Witherington broadens this a bit, citing for his case the Semitism of “binding and loosing.” This would have been in reference to the Rabbinical teachers of the first century, who were viewed as having authority to bind law and loose law upon adherents to Judaism. If one broadens the length of the view, “binding and loosing” can extend beyond merely the ability to pronounce grace and forgiveness.

What I did with this, ultimately, was to juxtapose the Semitism over and against Jesus’ declaration that he “will build his Church,” and that it would prevail against ultimate evil, specifically death, the grave, and hell. One can take Jesus’ words and be confidently optimistic about the future impact of the church.

The limitation is in our willingness to bind and loose, or in more contemporary language, forbid and permit. Jesus set forth his plan and promise, unveiling the redemptive mission of the church.

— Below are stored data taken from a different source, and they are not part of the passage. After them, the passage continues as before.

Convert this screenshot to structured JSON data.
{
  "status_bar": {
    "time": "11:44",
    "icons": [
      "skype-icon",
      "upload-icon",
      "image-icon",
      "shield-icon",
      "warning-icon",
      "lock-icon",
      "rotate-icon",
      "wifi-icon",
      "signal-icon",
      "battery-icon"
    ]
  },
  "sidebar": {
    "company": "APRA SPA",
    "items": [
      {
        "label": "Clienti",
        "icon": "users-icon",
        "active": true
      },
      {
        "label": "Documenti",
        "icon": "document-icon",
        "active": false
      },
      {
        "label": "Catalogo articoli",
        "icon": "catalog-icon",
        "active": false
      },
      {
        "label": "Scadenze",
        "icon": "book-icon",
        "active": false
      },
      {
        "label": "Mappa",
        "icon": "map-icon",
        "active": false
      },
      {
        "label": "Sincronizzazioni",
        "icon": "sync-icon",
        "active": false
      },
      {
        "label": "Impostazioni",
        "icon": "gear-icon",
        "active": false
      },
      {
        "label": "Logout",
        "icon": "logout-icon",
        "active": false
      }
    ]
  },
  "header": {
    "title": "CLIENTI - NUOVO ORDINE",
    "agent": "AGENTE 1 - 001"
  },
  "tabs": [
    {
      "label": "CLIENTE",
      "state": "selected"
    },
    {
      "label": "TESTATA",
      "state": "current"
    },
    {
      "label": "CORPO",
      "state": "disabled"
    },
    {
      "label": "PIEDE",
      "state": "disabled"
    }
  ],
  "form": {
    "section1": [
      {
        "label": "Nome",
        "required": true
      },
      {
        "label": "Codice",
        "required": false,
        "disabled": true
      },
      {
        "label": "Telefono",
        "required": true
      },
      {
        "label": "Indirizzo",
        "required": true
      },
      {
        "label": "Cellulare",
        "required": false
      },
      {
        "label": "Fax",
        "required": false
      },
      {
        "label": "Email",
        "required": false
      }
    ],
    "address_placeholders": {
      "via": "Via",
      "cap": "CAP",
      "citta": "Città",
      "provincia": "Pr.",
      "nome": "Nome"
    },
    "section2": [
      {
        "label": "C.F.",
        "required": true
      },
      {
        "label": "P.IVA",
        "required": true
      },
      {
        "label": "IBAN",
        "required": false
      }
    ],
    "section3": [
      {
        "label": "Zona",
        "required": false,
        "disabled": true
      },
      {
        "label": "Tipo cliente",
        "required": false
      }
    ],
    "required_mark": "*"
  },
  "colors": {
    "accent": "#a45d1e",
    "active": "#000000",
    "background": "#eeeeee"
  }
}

However, it would seem that heaven itself will not override our own disobedience to the mission, and the obstacles we place in the path of the mission, not least of which is our fallen insistence that the people who come into church must become like those in the church.

So I concluded by asking rhetorically, “What are you binding? What are you loosing? What are you forbidding? What are you permitting?” Anyone with access to Google can quickly discern that the state of the church in America is not trending positively. Mainline denominations and conservative evangelical denominations alike are routinely reporting declining numbers. If you take out the anomaly of the big box mega-churches, those numbers are even more grave.

How can that be, given Jesus’ optimistic outlook? Is the problem heaven? Shall we continue to blame the culture and the communities we serve? Or do we need to look in the mirror, and ask ourselves what we are “binding and loosing?”